A couple of weeks ago my blogging buddy Trevor O’Donnell posted one of his parting essays, “Community Engagement is a Lousy Way to Sell Tickets.” [Disclosure: we had been corresponding on the subject in the days ahead of that post.] In it he highlights the fact that community engagement does not generate much in the way of immediate ticket sales and to expect it to do so demonstrates a lack of understanding of the nature of the work. He also expresses concern that combining marketing and community engagement in a single position as some organizations are beginning to do dilutes both and makes effectiveness nearly impossible. (To be fair, I think he would say “impossible.”) As is often the case, he and I are in wide agreement on much he wrote. In particular, when he said “community engagement will one day eclipse marketing as the ultimate way to make arts organizations optimally responsible to, and thus more relevant, useful and valuable to, their communities” I almost thought I was ready to go check into my retirement villa in Belize. (Well, OK, no such thing actually exists, but I can dream.)
Yet, there were a couple of nits to pick. He held that community engagement was inherently expensive and that it implied charity work such as “homeless shelter painting classes, free concerts in the parks or elementary arts education.” With respect to the former, as I commented on his blog,
Some choices might be expensive, but engagement is fundamentally 1) rooted in a community-aware mindset out of which programming arises (programming for which budgets already exist) and 2) expressed in relationship building. Changing habits of thought may be incredibly difficult but it is not necessarily expensive. Nurturing relationships cannot be, like fundraising should not be, placed solely in the lap of staff. There are interesting things that can be done with board and other volunteers working with communities to build trust, awareness, and understanding.
Few things in life have no cost, but a good part of my current work is helping organizations see how things they already do (and for which budgets exist) can be re-purposed with a greater emphasis on communities and relationship building without radically overthrowing the enterprise.
An equally important nit lies in the assumption that community engagement equates with charity work.

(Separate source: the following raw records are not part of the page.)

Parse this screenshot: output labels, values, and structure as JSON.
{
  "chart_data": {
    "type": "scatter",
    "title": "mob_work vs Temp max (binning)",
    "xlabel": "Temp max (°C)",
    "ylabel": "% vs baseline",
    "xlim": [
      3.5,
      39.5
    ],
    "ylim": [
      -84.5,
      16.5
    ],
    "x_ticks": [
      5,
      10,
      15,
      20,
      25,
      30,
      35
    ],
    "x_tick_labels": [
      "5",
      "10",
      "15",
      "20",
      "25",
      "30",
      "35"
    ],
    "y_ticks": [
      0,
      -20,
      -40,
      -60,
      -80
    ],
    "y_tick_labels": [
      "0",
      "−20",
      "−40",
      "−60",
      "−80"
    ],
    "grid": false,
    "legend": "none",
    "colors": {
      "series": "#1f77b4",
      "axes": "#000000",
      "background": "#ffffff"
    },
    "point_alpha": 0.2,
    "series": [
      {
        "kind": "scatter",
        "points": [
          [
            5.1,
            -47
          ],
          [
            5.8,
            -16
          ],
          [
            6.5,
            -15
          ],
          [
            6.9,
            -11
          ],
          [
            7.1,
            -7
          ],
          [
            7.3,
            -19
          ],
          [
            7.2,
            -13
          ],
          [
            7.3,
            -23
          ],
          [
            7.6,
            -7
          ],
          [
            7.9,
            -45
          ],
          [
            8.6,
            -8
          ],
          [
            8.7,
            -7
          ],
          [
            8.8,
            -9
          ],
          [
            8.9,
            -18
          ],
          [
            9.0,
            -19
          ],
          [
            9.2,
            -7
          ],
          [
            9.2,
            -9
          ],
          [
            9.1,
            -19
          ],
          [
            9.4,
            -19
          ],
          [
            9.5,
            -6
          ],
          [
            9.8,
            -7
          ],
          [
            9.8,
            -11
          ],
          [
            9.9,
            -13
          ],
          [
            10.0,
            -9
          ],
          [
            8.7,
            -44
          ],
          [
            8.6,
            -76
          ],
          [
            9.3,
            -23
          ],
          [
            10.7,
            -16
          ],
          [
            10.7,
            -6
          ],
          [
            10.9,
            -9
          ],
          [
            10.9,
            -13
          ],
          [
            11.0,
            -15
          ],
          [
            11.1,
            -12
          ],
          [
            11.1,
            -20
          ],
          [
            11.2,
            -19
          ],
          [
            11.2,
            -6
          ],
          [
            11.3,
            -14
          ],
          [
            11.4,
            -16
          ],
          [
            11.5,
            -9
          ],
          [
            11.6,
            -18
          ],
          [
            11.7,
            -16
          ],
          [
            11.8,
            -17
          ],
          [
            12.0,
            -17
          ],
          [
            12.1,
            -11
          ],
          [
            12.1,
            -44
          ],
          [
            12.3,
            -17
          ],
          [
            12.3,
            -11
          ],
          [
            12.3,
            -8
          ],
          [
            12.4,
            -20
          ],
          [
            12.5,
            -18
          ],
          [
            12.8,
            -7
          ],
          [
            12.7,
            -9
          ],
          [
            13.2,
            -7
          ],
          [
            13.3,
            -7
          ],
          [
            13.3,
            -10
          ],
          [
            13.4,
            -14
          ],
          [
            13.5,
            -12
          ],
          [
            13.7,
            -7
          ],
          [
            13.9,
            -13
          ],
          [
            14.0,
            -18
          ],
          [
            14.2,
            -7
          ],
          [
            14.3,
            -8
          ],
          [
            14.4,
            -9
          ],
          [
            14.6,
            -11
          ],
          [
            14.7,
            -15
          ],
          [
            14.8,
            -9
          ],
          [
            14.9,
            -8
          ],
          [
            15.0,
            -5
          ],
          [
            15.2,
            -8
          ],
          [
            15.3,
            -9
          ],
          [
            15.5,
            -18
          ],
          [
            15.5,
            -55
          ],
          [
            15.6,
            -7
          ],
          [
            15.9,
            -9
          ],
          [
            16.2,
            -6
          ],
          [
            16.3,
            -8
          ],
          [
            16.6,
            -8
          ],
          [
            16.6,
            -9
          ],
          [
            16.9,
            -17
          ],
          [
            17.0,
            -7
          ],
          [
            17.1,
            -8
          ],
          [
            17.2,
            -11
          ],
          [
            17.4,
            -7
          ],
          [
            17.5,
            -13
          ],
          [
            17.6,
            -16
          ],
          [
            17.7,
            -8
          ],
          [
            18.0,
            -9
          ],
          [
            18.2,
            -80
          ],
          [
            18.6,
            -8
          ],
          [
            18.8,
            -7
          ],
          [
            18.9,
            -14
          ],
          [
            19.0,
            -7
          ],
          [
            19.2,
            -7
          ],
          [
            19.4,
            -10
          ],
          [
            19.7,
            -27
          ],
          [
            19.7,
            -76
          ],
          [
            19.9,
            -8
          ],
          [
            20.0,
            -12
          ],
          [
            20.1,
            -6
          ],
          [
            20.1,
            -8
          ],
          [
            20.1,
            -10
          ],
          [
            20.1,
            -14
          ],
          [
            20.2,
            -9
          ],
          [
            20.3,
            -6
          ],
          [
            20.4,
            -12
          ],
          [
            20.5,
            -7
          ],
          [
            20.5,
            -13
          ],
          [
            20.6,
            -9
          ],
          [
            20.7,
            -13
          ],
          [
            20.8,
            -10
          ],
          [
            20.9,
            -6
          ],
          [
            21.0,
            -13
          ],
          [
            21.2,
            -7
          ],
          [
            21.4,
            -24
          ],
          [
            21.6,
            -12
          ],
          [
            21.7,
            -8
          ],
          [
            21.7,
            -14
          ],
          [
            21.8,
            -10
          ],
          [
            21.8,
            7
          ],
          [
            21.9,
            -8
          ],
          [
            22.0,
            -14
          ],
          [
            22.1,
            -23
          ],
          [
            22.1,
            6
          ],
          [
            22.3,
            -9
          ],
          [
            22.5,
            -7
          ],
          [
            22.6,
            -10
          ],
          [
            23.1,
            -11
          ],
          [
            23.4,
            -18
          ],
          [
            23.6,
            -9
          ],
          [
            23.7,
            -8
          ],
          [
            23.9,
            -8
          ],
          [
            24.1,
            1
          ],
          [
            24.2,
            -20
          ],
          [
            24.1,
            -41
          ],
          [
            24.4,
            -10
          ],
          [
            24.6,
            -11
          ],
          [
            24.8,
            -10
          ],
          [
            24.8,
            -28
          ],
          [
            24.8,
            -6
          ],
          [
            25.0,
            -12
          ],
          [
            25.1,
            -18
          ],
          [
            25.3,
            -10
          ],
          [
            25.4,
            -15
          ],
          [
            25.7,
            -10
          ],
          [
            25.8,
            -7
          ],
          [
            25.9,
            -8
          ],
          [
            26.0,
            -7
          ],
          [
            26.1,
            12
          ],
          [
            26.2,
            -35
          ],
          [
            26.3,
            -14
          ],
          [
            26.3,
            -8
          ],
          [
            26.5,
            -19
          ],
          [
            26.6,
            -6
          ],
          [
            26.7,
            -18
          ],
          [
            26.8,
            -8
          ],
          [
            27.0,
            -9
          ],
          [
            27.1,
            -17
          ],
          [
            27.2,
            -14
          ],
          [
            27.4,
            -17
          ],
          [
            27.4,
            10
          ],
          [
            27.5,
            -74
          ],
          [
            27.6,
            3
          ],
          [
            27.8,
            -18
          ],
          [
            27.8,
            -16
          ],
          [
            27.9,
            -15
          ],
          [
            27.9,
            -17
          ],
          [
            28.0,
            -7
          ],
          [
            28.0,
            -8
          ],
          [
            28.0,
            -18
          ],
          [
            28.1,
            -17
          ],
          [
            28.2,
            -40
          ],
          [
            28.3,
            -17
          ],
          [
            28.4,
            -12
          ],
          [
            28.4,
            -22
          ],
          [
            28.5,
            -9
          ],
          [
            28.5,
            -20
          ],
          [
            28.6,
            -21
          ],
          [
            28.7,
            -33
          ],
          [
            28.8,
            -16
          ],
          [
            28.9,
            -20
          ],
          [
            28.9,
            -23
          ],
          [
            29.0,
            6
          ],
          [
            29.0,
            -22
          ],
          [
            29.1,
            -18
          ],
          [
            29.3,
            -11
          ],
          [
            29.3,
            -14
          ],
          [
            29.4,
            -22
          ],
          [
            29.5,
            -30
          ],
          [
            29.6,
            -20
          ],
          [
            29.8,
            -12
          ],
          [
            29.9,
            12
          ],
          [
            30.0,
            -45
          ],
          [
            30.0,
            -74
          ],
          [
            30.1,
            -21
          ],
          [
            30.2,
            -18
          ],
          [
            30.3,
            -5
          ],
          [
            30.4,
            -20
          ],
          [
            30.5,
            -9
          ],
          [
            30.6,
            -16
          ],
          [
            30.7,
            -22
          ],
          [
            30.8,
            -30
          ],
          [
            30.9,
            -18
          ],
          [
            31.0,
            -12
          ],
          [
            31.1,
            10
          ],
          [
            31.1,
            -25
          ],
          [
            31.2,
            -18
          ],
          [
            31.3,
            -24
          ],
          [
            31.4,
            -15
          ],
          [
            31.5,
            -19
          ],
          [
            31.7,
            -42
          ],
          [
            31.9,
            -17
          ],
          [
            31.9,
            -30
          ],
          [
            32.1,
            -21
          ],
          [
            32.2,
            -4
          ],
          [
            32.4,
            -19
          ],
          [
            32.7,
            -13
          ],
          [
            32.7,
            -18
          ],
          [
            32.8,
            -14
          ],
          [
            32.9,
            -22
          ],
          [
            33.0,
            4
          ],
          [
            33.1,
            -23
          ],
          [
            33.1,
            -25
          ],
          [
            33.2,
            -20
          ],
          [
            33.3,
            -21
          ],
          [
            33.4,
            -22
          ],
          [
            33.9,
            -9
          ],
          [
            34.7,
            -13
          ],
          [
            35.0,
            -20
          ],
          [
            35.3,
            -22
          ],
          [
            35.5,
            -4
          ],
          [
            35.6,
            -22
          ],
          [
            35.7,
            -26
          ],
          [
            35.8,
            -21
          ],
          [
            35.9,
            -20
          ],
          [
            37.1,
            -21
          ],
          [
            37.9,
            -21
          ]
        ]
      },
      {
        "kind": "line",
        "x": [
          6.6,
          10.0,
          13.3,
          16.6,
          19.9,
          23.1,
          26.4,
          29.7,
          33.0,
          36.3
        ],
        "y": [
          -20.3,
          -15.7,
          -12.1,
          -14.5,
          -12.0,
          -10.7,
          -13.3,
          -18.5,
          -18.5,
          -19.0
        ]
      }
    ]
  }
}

Again, as I said in response to his post:
That might be true if the only communities we needed to address were the homeless or those subsisting on incomes below the poverty line, but there are plenty of other non-participating communities with which we need to build relationships.
Some charity work undertaken by arts organizations might represent true community engagement, but I’m hard-pressed to believe that many arts organizations would choose the homeless or the desperately poor as the first communities with which they need to build relationships. The universe of those unassociated with or disaffected from arts organizations is depressingly vast.
If as is too often the case, such work is for the purpose of image-buffing, its intent is not to build relationships with those being served; its goal is to be seen as worthy by the community at large. There are far more efficient ways to build relationships (directly) with new communities. Charity work can be valuable in demonstrating bona fides as a responsible community citizen but it’s not inherently community engagement. (I even agree with him, as addressed in our comments on his post, that affluent young lawyers who are not already arts supporters are a community worthy of pursuit. It’s just that that group, by and large, will not expand the demographic pool–an essential outcome for long-term viability.)
Don’t get me wrong, charitable endeavors are necessary in a healthy society, but I am in no way suggesting that arts organizations become community charities. If some choose to go that route, that’s fine. My advocacy, in contrast, is for community-aware activities, growing out of relationships of trust and understanding, that benefit both the community and the arts organization. Sustainable results cannot be achieved if there is no self-interest served for the organization and for the arts.